The long bones are shortened, the diaphysis is thickened, the medullary cavity is small, and the epiphysis may be fragmented or uneven. In the knee joint, it is common to see a “V” shaped separation of the bone ends, and the epiphyseal ossification center is embedded in this V-shaped notch. Because the ossification center is close to the diaphysis, the joint space has a widened appearance. The lower extremity is bowed, the fibula is longer than the tibia, and the ulna is longer than the radius in the upper extremity.
(iii) The thickness of the vertebrae is reduced, but the reduction in the full length of the spine is relatively much less than the reduction in the length of the extremities. From the first lumbar vertebra to the fifth lumbar vertebra, the intervertebral arch distance becomes progressively smaller. Myelogram shows narrowing of the spinal canal with multiple posterior disc protrusions.

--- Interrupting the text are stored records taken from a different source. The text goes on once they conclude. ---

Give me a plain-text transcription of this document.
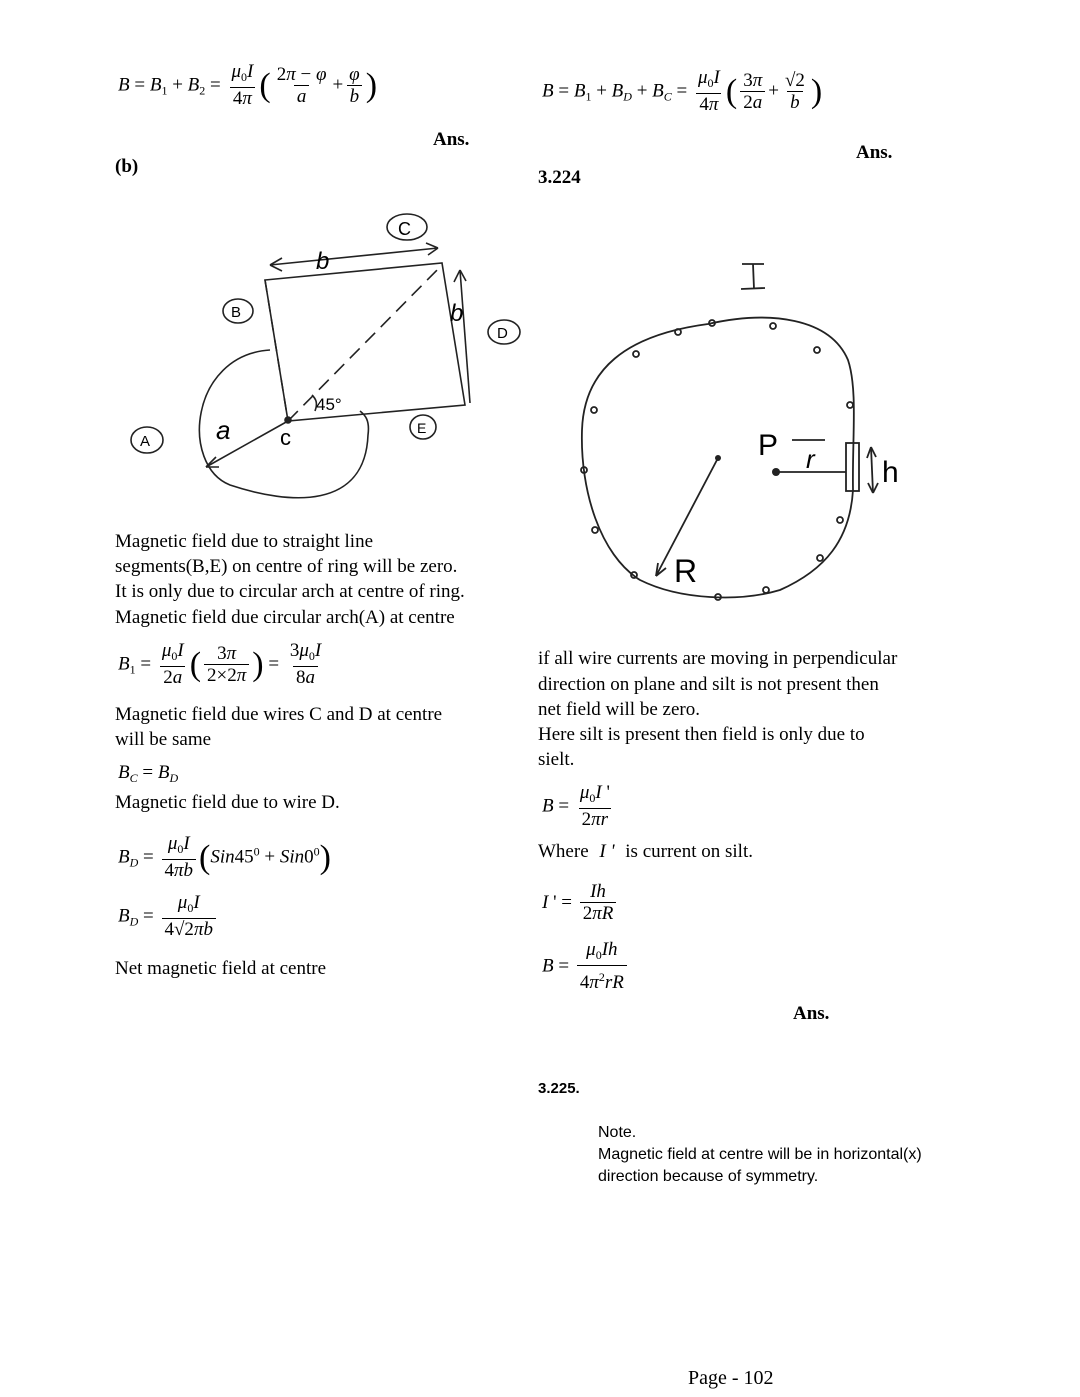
$B = B_1 + B_2 = \frac{\mu_0I}{4\pi}$ ( $\frac{2\pi - \varphi}{a} + \frac{\varphi}{b}$ )
Ans.
(b)
C
B
D
A
E
a c
b
b
45°
Magnetic field due to straight line
segments(B,E) on centre of ring will be zero.
It is only due to circular arch at centre of ring.
Magnetic field due circular arch(A) at centre
$B_1 = \frac{\mu_0I}{2a}$ ( $\frac{3\pi}{2\times 2\pi}$ ) = $\frac{3\mu_0I}{8a}$
Magnetic field due wires C and D at centre
will be same
$B_C = B_D$
Magnetic field due to wire D.
$B_D = \frac{\mu_0I}{4\pi b} (Sin45^0 + Sin0^0)$
$B_D = \frac{\mu_0I}{4√2\pi b}$
Net magnetic field at centre
$B = B_1 + B_D + B_C = \frac{\mu_0I}{4\pi}$ ( $\frac{3\pi}{2a} + \frac{√2}{b}$ )
Ans.
3.224
P r h
R
if all wire currents are moving in perpendicular
direction on plane and silt is not present then
net field will be zero.
Here silt is present then field is only due to
sielt.
$B = \frac{\mu_0I '}{2\pi r}$
Where I ' is current on silt.
I ' = $\frac{Ih}{2\pi R}$
$B = \frac{\mu_0Ih}{4\pi^2rR}$
Ans.
3.225.
Note.
Magnetic field at centre will be in horizontal(x)
direction because of symmetry.
Page - 102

The pelvis was narrow, the skeleton was flat and round, the diameter of each was small, the acetabulum was posteriorly displaced and close to the sciatic notch, there was hip inversion, and the size of the acetabulum and femoral head was asymmetrical. The ribs are short, and the sternum is wide and thick. The scapular angle is not sharp, and the scapular glenoid is shallow and small.
Prognosis
If the infant does not die prematurely, he or she can perform various jobs in adulthood and has a good prognosis. In a small number of patients, hydrocephalus occurs due to small occipital foramen. The incidence of spinal stenosis can be up to 40%, mostly in the lumbar spine. Occasionally, it is found in the cervical or thoracic spine, resulting in compression of the nerve roots or spinal cord, requiring laminectomy for decompression or intervertebral foramen enlargement. Occasionally, osteotomies are performed due to deformities of the lower extremities. There is no specific treatment for the cause of the disease.